Limitations & Future Work

  • High One-time Training Cost: Augmenting the corpus to 7\(\times\) (or 16\(\times\)) tokens for continued pretraining is expensive, shifting costs from inference time to training time.
  • Dependency on Teacher LLMs: Entity extraction, QA generation, and name deduplication rely on GPT-4.1-mini or fine-tuned smaller models; the quality and potential bias of this synthetic data require further discussion.
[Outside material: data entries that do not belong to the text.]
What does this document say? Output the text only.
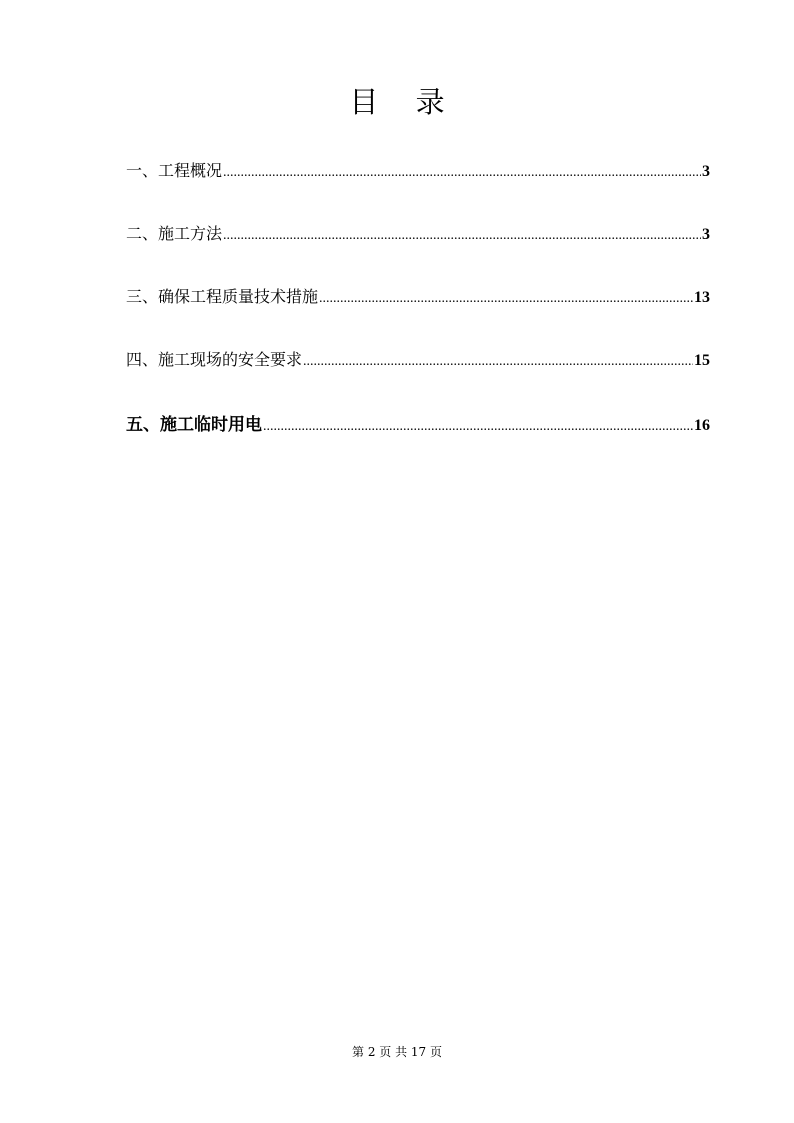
目 录
一、工程概况 .....	3
二、施工方法 .....	3
三、确保工程质量技术措施 .....	13
四、施工现场的安全要求 .....	15
五、施工临时用电 .....	16
第 2 页 共 17 页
  • Difficulty in Knowledge Updates: Internal indices are bound to model weights. Adding or revising documents requires continued pretraining, making it less agile than external retrieval—which is why the Hybrid approach is maintained.
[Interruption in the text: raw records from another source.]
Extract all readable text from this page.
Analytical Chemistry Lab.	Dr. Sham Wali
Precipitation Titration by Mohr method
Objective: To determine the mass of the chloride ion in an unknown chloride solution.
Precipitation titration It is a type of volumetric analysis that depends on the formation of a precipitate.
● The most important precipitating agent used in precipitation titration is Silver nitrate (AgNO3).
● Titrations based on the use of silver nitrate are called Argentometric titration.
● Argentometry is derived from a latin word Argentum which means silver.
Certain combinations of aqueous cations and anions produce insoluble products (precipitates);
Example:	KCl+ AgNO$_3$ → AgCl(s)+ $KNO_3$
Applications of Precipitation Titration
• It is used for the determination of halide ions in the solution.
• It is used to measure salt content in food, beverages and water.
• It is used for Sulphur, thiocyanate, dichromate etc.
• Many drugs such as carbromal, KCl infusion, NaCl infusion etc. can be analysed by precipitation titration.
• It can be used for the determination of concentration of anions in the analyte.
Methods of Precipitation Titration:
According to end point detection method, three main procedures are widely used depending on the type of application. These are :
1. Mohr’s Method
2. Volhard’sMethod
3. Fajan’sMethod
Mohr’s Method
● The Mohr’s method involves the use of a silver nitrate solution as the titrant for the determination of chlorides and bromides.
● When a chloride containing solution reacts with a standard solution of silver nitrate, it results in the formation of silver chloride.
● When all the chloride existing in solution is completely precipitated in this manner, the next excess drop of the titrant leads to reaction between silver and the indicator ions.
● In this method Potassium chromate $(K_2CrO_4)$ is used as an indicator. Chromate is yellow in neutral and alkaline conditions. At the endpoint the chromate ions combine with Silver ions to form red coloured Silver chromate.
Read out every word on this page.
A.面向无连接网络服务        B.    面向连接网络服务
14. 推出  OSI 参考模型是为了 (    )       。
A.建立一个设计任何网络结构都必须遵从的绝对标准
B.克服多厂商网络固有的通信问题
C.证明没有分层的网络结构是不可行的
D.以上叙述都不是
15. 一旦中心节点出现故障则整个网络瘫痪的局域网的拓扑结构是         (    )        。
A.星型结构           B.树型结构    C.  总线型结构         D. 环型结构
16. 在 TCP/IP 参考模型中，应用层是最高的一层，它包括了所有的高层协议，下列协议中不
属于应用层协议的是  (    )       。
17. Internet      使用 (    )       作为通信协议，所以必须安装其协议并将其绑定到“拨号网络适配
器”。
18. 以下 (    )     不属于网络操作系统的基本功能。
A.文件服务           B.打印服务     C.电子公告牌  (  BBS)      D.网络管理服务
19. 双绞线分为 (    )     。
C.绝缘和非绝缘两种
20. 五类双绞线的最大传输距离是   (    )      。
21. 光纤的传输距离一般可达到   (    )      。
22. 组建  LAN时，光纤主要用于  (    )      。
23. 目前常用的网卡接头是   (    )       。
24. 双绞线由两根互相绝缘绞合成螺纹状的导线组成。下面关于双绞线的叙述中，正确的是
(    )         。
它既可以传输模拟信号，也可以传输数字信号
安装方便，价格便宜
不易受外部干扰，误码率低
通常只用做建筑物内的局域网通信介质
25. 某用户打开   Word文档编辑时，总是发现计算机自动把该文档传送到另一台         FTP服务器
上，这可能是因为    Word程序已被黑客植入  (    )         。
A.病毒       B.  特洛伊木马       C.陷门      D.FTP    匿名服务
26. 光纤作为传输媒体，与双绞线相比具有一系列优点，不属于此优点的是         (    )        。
  • Gap from Oracle: A performance gap remains between Hybrid and Hybrid Oracle. Improving the coordination between "retrieved evidence vs. memorized knowledge" (especially during conflicts) is an open problem.
  • Scale and Corpus Scope: Primarily validated on Qwen-2.5-3B/7B; performance at the scale of ultra-large models or massive pretraining corpora remains to be investigated.
  • vs. RAG (External Citation) (Nakano 2021, Gao 2023b, etc.): This work replaces inference-time retrieval with internal attribution, reducing overhead, improving interpretability, and avoiding retrieval noise.
  • vs. Generative Retrieval (GR) (Tay 2022 DSI, etc.): GR only learns query-to-docID mappings, separating retrieval from answering, where QA remains open-book. This work unifies retrieval and answering in a closed-book model, which is strictly more challenging.
  • vs. Source-aware training (Khalifa 2024): Prior work performed single-fact citation only on synthetic biographical data. This paper shows such methods do not generalize to real complex documents and bridges the gap with CitePretrainBench and Active Indexing.
  • Insight: The combination of "diverse synthetic paraphrasing + explicit task-based supervision" can be extended to any scenario aimed at internalizing external capabilities into model parameters. The research paradigm of "diagnosing baseline failure modes before designing methods" is highly effective.

Rating

  • Novelty: ⭐⭐⭐⭐ Systematizing "retrieval-free internal citation" into two-stage training + bidirectional active indexing, paired with a complex real-world corpus benchmark.
  • Experimental Thoroughness: ⭐⭐⭐⭐ Four datasets \(\times\) multiple models (Qwen 3B/7B/14B, Llama, GPT-4.1), memory vs. generalization probes, semantic shortcut tests, 16\(\times\) scaling, and internal/external hybrid analysis.
  • Writing Quality: ⭐⭐⭐⭐ Clear logical progression from motivation to failure diagnosis, method, and validation.
  • Value: ⭐⭐⭐⭐ Provides a verifiable, zero-inference-overhead attribution path, addressing regulatory requirements for training data transparency and contributing to trustworthy LLMs and interpretability.